E. D. Howe argues that the reference to Laban's steel sword is an anachronism.
E. D. Howe, Mormonism Unvailed (Painesville: E. D. Howe, 1834), 25-26
Nephi is commanded by his father, together with his three brothers, to go back to Jerusalem, to the house of one Laban, who has in his possession a record of the Jews, engraven on plates of brass, as he is informed by the Lord in a dream; and that it likewise contained the genealogy of his ancestors. Nephi is ready to obey, and by some little persuasion, the four brothers embark for the plates at Jerusalem. Laban, who has them in possession, refuses to give the plates to the ambassadors. But Nephi was not to be foiled. Two unsuccessful attempts are made, and, the third time, Nephi finds Laban drunk within the walls of the city, and says: “ And I, Nephi, beheld his sword, and I drew it forth from the sheath thereof, and the hilt thereof was of pure gold, and the workmanship thereof was exceeding fine ; and I saw the blade thereof was of most precious steel" p. 12.
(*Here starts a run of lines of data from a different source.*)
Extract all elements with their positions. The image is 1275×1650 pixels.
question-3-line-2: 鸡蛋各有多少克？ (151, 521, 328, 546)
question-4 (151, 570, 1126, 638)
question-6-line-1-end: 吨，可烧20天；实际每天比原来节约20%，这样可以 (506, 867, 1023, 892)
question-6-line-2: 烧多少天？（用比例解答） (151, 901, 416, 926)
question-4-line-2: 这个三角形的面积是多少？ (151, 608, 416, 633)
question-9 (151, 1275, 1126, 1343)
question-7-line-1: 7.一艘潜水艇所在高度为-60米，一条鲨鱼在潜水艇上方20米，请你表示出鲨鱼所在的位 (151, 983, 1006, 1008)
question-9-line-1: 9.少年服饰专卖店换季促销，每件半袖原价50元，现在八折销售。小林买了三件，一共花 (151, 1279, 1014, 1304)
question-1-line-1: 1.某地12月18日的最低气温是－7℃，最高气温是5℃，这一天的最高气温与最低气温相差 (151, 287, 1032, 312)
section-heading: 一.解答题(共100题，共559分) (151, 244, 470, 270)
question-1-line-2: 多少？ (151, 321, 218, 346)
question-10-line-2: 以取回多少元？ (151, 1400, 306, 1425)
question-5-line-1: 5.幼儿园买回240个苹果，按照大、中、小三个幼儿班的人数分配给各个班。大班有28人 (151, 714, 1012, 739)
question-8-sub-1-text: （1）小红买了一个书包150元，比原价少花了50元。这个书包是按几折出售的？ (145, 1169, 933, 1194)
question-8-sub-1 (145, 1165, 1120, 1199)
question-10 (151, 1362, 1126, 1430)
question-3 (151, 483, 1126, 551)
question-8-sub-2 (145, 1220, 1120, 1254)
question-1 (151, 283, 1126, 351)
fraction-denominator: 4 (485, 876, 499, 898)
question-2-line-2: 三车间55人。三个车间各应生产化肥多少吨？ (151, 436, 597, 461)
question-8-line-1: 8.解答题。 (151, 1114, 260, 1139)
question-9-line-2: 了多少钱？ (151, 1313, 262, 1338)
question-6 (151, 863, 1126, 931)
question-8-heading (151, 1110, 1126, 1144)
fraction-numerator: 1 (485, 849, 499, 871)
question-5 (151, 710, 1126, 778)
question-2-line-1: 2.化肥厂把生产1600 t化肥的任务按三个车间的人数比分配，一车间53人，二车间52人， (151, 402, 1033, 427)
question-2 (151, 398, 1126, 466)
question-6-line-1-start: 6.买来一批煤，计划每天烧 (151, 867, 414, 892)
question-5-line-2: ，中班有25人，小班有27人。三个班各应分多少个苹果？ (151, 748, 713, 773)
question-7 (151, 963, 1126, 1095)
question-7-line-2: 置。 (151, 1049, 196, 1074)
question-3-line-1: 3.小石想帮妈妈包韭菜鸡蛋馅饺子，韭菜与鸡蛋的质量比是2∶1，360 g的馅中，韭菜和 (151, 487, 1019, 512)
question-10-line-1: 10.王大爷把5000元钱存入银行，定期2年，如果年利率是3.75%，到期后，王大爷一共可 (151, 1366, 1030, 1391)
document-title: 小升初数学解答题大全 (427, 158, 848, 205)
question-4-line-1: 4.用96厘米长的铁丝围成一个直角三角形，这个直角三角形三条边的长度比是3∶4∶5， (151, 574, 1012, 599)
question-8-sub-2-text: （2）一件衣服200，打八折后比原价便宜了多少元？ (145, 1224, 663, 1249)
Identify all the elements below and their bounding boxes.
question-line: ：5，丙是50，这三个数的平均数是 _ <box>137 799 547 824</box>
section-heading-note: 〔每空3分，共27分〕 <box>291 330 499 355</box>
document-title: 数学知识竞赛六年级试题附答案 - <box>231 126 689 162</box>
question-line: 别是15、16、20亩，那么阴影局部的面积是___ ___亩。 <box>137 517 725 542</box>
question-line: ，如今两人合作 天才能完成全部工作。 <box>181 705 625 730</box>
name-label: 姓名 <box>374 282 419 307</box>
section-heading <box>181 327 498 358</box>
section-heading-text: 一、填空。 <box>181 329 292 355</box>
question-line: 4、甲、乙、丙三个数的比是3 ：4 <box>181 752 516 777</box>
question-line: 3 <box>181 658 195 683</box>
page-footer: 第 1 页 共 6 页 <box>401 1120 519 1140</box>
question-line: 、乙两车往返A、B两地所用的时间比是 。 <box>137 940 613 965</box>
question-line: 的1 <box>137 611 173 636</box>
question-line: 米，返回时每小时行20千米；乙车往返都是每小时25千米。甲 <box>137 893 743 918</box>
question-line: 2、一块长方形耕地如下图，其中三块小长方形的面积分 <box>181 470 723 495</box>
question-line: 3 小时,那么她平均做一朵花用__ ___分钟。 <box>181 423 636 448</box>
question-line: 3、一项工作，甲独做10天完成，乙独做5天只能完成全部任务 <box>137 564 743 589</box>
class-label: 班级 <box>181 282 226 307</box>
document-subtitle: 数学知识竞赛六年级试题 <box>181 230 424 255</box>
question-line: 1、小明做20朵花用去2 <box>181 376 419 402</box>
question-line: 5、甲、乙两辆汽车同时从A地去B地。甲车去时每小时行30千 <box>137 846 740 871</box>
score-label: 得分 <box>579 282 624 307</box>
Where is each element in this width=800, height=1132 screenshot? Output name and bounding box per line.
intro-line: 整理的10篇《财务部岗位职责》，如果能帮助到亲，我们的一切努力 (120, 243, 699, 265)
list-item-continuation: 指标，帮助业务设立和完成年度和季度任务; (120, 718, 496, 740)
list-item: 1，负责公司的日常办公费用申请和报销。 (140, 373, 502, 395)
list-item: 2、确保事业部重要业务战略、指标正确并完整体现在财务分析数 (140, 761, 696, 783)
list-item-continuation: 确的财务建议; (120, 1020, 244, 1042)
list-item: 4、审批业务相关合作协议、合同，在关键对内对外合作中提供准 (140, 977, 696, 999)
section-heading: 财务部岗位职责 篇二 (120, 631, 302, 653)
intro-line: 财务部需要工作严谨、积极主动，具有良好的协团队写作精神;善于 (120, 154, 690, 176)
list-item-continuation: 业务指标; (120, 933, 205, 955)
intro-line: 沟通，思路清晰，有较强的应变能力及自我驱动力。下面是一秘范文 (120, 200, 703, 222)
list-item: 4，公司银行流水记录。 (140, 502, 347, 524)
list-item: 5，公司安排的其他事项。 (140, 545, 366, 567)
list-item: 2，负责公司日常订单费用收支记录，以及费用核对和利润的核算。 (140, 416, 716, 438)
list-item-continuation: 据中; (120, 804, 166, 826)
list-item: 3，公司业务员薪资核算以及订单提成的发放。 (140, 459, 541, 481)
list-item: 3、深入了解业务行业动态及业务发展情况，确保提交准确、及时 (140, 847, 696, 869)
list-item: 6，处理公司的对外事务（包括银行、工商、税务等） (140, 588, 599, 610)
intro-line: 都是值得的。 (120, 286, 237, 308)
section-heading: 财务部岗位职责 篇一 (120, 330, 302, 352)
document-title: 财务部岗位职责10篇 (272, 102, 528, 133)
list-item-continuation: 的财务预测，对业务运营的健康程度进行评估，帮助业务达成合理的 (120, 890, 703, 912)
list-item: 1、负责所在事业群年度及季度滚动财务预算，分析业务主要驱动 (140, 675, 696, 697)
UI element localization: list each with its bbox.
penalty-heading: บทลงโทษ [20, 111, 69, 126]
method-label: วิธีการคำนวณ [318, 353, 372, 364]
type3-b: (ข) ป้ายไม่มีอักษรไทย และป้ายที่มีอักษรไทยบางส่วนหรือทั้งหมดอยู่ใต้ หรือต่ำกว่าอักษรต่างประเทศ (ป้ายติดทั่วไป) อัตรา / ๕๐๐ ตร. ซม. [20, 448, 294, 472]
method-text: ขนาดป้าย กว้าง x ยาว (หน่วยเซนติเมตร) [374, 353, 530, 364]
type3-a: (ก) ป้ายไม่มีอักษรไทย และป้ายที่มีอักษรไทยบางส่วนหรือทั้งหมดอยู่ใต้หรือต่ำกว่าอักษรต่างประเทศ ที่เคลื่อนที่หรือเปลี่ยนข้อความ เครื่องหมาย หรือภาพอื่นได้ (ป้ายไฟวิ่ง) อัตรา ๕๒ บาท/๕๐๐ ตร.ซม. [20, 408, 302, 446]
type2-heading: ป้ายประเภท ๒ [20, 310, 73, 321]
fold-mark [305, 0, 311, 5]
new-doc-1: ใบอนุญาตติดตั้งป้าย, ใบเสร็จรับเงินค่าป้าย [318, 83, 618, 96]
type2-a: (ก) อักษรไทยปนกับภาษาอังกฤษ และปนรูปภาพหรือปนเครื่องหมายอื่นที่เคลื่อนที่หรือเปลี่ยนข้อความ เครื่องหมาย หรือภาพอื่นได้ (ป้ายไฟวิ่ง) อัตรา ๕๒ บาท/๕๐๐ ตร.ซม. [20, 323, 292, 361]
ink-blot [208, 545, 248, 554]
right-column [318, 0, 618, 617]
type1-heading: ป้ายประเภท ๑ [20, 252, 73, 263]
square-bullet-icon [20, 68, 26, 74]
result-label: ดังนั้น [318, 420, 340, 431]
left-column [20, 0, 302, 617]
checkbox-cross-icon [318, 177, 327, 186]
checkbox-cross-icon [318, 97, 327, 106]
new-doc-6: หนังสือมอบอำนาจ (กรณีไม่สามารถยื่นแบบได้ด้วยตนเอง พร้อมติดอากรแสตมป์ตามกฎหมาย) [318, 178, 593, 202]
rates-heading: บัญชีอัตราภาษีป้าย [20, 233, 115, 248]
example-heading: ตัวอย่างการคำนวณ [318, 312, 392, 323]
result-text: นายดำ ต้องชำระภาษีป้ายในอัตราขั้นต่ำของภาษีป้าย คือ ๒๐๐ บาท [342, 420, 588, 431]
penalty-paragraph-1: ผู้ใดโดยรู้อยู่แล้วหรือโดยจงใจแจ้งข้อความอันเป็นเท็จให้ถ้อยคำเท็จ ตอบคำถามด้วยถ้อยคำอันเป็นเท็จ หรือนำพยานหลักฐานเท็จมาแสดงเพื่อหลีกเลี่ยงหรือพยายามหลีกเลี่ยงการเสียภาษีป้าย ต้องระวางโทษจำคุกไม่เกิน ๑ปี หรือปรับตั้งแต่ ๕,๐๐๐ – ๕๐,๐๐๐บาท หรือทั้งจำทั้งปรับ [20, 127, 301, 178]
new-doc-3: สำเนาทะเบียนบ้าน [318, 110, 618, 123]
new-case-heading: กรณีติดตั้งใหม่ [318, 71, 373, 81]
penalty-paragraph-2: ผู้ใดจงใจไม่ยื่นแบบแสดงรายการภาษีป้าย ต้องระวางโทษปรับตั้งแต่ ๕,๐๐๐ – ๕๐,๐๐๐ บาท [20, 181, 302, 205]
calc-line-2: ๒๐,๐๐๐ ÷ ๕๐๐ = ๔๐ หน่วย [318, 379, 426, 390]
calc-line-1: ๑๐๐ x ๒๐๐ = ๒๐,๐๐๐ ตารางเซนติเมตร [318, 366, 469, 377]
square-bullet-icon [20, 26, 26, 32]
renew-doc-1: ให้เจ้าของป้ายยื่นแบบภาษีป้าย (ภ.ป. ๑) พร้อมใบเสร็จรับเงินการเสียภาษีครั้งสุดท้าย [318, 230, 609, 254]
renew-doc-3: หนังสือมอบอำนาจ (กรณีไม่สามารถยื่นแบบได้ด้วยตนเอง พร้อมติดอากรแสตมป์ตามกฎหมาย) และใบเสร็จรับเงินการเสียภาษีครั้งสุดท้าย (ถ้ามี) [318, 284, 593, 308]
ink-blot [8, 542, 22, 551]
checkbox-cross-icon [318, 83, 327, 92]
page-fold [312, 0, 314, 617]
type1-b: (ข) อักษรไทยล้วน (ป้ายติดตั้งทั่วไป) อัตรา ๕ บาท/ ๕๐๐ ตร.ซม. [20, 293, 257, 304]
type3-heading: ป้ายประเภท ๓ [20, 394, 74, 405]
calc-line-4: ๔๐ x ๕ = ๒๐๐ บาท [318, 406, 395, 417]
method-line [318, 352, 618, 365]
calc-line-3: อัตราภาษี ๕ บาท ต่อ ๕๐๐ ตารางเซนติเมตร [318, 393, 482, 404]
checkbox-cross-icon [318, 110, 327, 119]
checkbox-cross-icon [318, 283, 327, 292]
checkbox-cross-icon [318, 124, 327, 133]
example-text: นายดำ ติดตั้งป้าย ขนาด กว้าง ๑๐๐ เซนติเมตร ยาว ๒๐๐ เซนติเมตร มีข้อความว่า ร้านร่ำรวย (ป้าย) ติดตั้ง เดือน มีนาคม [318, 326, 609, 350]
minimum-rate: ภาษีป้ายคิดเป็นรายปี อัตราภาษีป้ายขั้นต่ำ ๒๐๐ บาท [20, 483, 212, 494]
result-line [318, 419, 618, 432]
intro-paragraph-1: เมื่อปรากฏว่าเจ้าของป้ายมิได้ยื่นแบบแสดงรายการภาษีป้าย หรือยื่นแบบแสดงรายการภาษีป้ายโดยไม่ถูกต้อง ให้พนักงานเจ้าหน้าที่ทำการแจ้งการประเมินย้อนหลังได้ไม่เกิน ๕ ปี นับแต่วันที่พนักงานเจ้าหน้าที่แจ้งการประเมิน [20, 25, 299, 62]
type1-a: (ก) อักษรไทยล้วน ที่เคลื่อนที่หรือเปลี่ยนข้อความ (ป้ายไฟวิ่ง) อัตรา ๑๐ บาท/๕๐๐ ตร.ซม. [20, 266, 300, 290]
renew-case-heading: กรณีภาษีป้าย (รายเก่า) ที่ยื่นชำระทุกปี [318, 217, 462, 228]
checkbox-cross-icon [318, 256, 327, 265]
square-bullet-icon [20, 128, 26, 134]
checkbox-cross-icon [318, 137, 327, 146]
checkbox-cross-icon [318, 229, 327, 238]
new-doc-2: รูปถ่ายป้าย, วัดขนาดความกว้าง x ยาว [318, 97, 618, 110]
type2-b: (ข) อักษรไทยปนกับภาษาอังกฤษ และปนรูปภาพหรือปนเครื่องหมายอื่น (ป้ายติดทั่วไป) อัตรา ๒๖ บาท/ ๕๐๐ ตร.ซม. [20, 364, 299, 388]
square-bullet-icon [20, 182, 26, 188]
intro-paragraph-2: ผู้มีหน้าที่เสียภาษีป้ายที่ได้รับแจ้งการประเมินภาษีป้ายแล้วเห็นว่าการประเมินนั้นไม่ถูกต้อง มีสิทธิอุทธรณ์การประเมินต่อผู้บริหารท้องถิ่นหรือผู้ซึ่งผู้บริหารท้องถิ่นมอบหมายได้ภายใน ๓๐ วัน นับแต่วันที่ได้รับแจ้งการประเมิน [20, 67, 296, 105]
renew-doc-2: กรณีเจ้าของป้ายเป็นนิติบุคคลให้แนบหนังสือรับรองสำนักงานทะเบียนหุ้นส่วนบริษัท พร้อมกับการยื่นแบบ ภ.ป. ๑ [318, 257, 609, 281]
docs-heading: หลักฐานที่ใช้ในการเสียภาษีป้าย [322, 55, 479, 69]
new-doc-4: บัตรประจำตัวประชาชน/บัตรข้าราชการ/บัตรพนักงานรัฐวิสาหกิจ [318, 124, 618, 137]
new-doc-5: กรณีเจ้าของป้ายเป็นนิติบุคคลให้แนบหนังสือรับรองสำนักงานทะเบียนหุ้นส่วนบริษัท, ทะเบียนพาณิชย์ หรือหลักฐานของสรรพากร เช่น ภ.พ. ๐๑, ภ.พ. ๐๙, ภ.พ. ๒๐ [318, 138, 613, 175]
This is the earliest account of steel to be found in history. Alexander the Great, who lived about three hundred years after the period here spoken of, employed iron for points to his instruments of war, as Josephus tells us; and the same author says, that he complained that his weapons were so easily blunted ; now, if steel had been in use, either at Rome, Jerusalem, or Damascus, at the time here spoken of, in Alexander’s time it would have been common, and he would have used it for his weapons instead of iron. Damascus was once famous for manufacturing swords, but it was long after the Christian era. A coarse kind of steel, or iron carbonated, was used in the days of Julius Caesar, about one hundred years before Christ.